What’s one misconception people have about eating vegan?
I constantly hear “It’s too hard” and “where do you get your protein?” We’ve been programmed to think that protein is the most essential energy-yielding nutrient and that we need to have a lot of it. However, it’s the complete opposite! Our bodies only need 10-15% of our entire daily caloric intake to come from protein. I was nervous that it would be hard to become vegan because I would feel deprived or cheated, but I feel so clean and healthy that any feeling of deprivation is long gone!
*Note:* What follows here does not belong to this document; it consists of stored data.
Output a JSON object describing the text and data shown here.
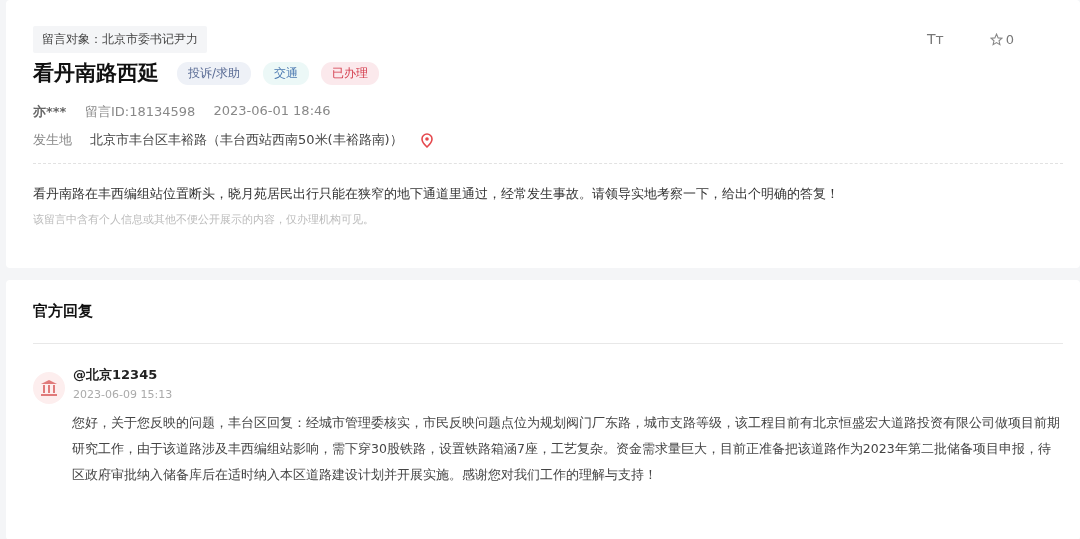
{
  "message": {
    "recipient": "留言对象：北京市委书记尹力",
    "title": "看丹南路西延",
    "tags": [
      {
        "label": "投诉/求助",
        "kind": "type"
      },
      {
        "label": "交通",
        "kind": "category"
      },
      {
        "label": "已办理",
        "kind": "status"
      }
    ],
    "author": "亦***",
    "message_id": "留言ID:18134598",
    "time": "2023-06-01 18:46",
    "location_label": "发生地",
    "location": "北京市丰台区丰裕路（丰台西站西南50米(丰裕路南)）",
    "body": "看丹南路在丰西编组站位置断头，晓月苑居民出行只能在狭窄的地下通道里通过，经常发生事故。请领导实地考察一下，给出个明确的答复！",
    "privacy_note": "该留言中含有个人信息或其他不便公开展示的内容，仅办理机构可见。",
    "font_size_button": "Tт",
    "favorites": "0"
  },
  "reply": {
    "heading": "官方回复",
    "name": "@北京12345",
    "time": "2023-06-09 15:13",
    "text": "您好，关于您反映的问题，丰台区回复：经城市管理委核实，市民反映问题点位为规划阀门厂东路，城市支路等级，该工程目前有北京恒盛宏大道路投资有限公司做项目前期研究工作，由于该道路涉及丰西编组站影响，需下穿30股铁路，设置铁路箱涵7座，工艺复杂。资金需求量巨大，目前正准备把该道路作为2023年第二批储备项目申报，待区政府审批纳入储备库后在适时纳入本区道路建设计划并开展实施。感谢您对我们工作的理解与支持！"
  }
}
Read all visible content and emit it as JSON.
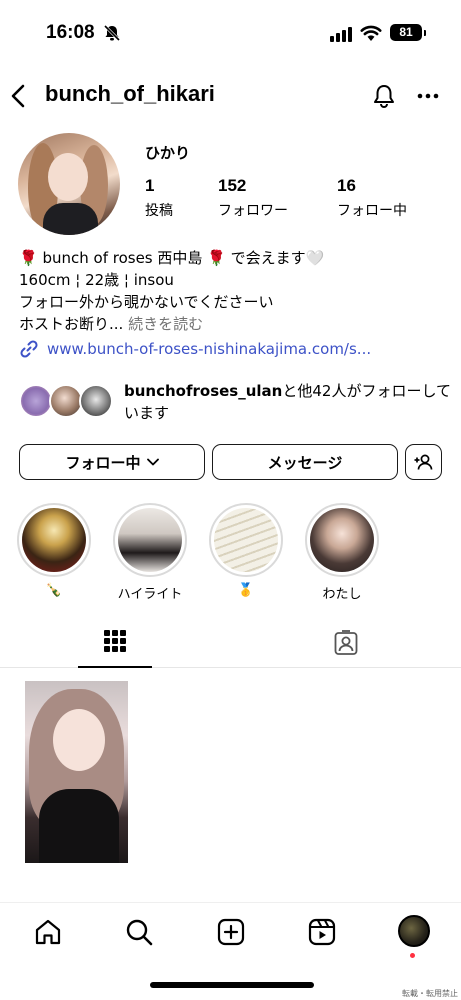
{
  "status_bar": {
    "time": "16:08",
    "battery": "81"
  },
  "header": {
    "username": "bunch_of_hikari"
  },
  "profile": {
    "display_name": "ひかり",
    "stats": [
      {
        "num": "1",
        "label": "投稿"
      },
      {
        "num": "152",
        "label": "フォロワー"
      },
      {
        "num": "16",
        "label": "フォロー中"
      }
    ],
    "bio": {
      "line1_a": "🌹",
      "line1_b": " bunch of roses 西中島 ",
      "line1_c": "🌹",
      "line1_d": " で会えます",
      "line1_e": "🤍",
      "line2": "160cm ¦ 22歳 ¦ insou",
      "line3": "フォロー外から覗かないでくださーい",
      "line4": "ホストお断り...",
      "more": " 続きを読む"
    },
    "link": "www.bunch-of-roses-nishinakajima.com/s...",
    "followed_by": {
      "name": "bunchofroses_ulan",
      "rest": "と他42人がフォローしています"
    }
  },
  "buttons": {
    "following": "フォロー中",
    "message": "メッセージ"
  },
  "highlights": [
    {
      "label": "🍾"
    },
    {
      "label": "ハイライト"
    },
    {
      "label": "🥇"
    },
    {
      "label": "わたし"
    }
  ],
  "footer": {
    "watermark": "転載・転用禁止"
  },
  "colors": {
    "link": "#3d52c7",
    "rose": "#c4102a",
    "notification_dot": "#ff3040"
  }
}
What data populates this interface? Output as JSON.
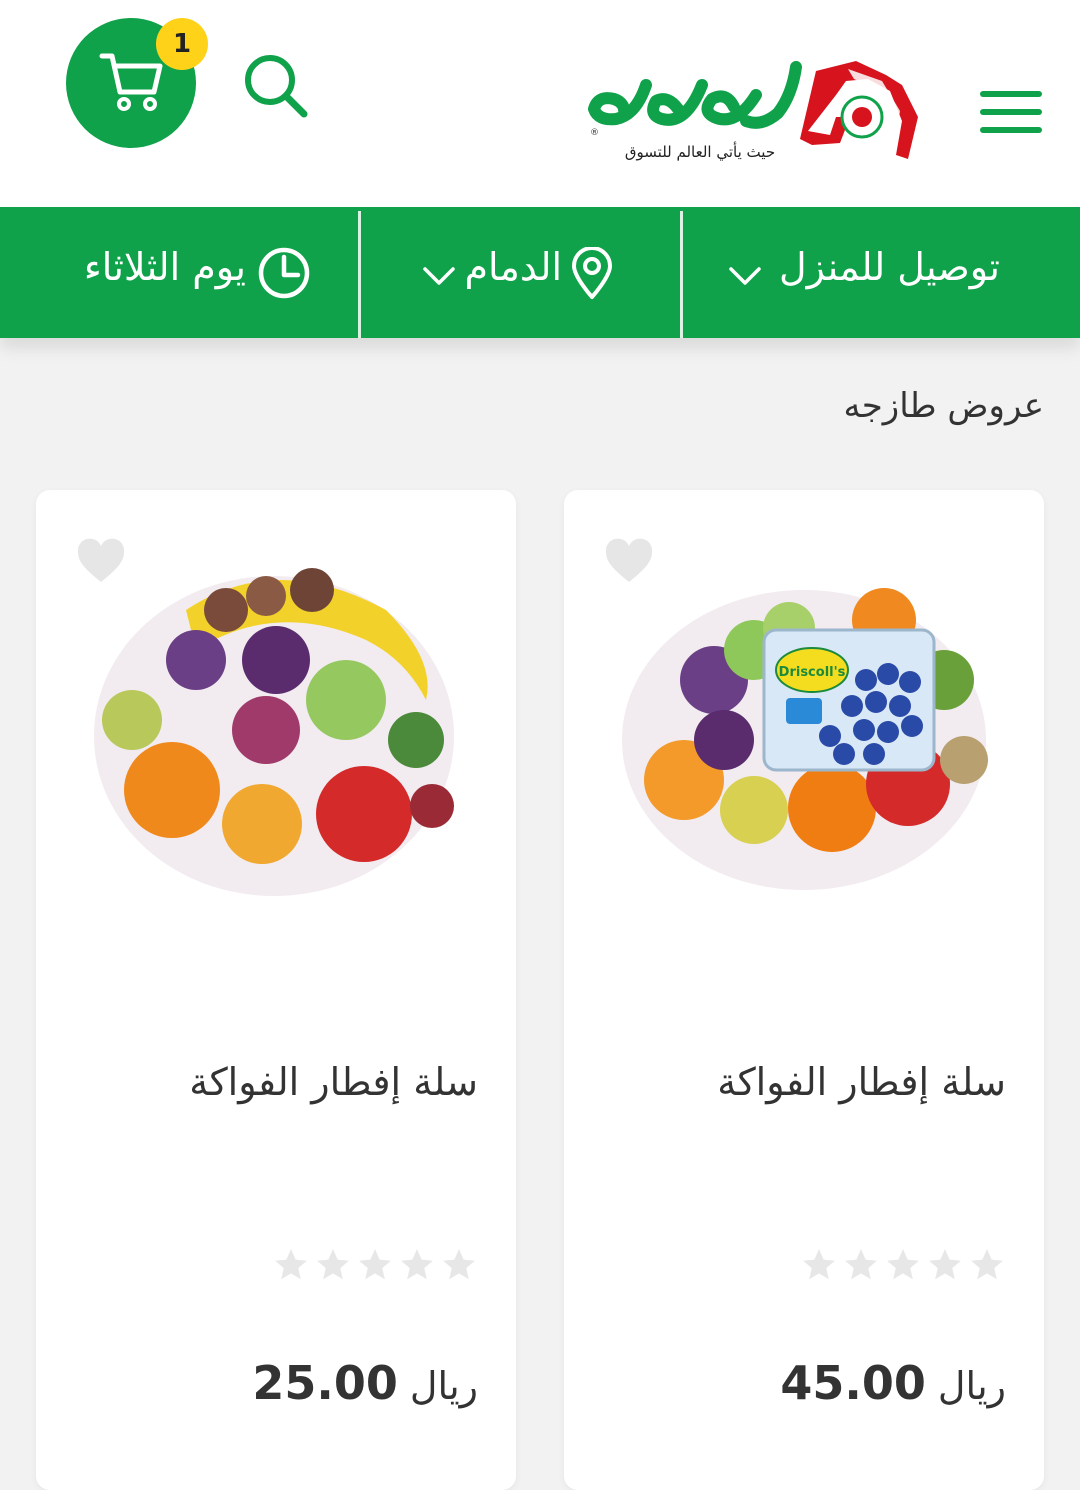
{
  "header": {
    "logo_text": "لولو",
    "logo_tagline": "حيث يأتي العالم للتسوق",
    "cart_count": "1",
    "brand_color": "#0fa24a",
    "badge_color": "#ffd21a"
  },
  "icons": {
    "menu": "hamburger-menu-icon",
    "search": "search-icon",
    "cart": "shopping-cart-icon",
    "clock": "clock-icon",
    "location": "location-pin-icon",
    "chevron": "chevron-down-icon",
    "heart": "heart-icon",
    "star": "star-icon"
  },
  "navbar": {
    "delivery_label": "توصيل للمنزل",
    "city_label": "الدمام",
    "day_label": "يوم الثلاثاء"
  },
  "section": {
    "title": "عروض طازجه"
  },
  "products": [
    {
      "name": "سلة إفطار الفواكة",
      "currency": "ريال",
      "price": "45.00",
      "rating": 0,
      "image_badge": "Driscoll's"
    },
    {
      "name": "سلة إفطار الفواكة",
      "currency": "ريال",
      "price": "25.00",
      "rating": 0
    }
  ]
}
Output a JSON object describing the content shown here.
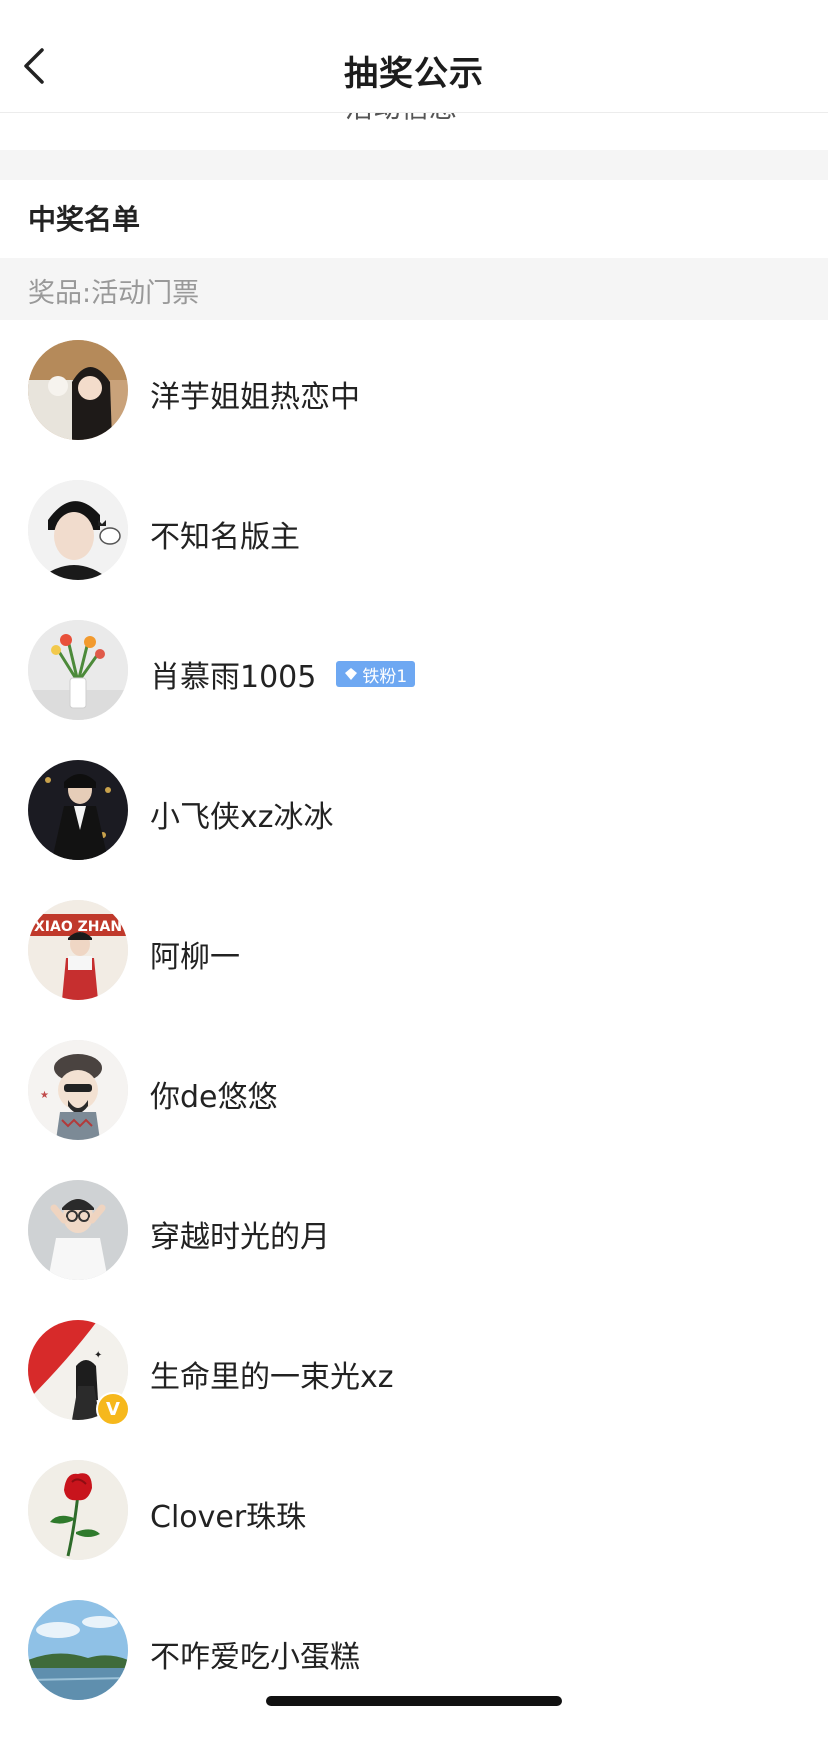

What’s your favorite pre- and post-workout meal?
My pre-workout meal is usually very light—something that will give me a lot of carbohydrates for fuel. I love to eat an apple or even drink a pressed juice before a workout. My post-workout meal is a BIG salad if it’s lunchtime. If it’s not, I usually have a smoothie made with frozen berries, 1/2 frozen banana, brown rice protein powder, spirulina powder, alkalinity powder and almond or coconut milk.
How much time before and after do you eat?
I eat anywhere from 30 to 90 minutes before a workout. After my workout, I try to eat within 10 to 30 minutes. After your workout, your body will absorb nutrients at an incredibly fast pace, so it’s essential to get nutrients into your system before your body starts to eat itself.
What are your fitness plans for the summer?
I love the summer because you can workout outside all the time! I plan on doing a lot of hikes with my puppy.
Any “fit” vacations that are on your to-do list?
I love active vacations! My fiancé and I are not big fans of guided tours so we try to do as much on our own as possible. This year we plan on going to Thailand for our honeymoon so there will be a lot of exploration! We always try to do something active each day—whether it be a hike, bike, or swim we try to get a workout in. I think we’ll get our Scuba certification before we head down there so we can do some underwater sightseeing.
What can we look forward to in the future with you?
I hope you’ll be seeing a lot more of me! It’s a goal of mine to work at the level of Bob Harper and Jillian Michaels so who knows? Maybe you’ll be reading my book and watching me whip people into shape on TV someday!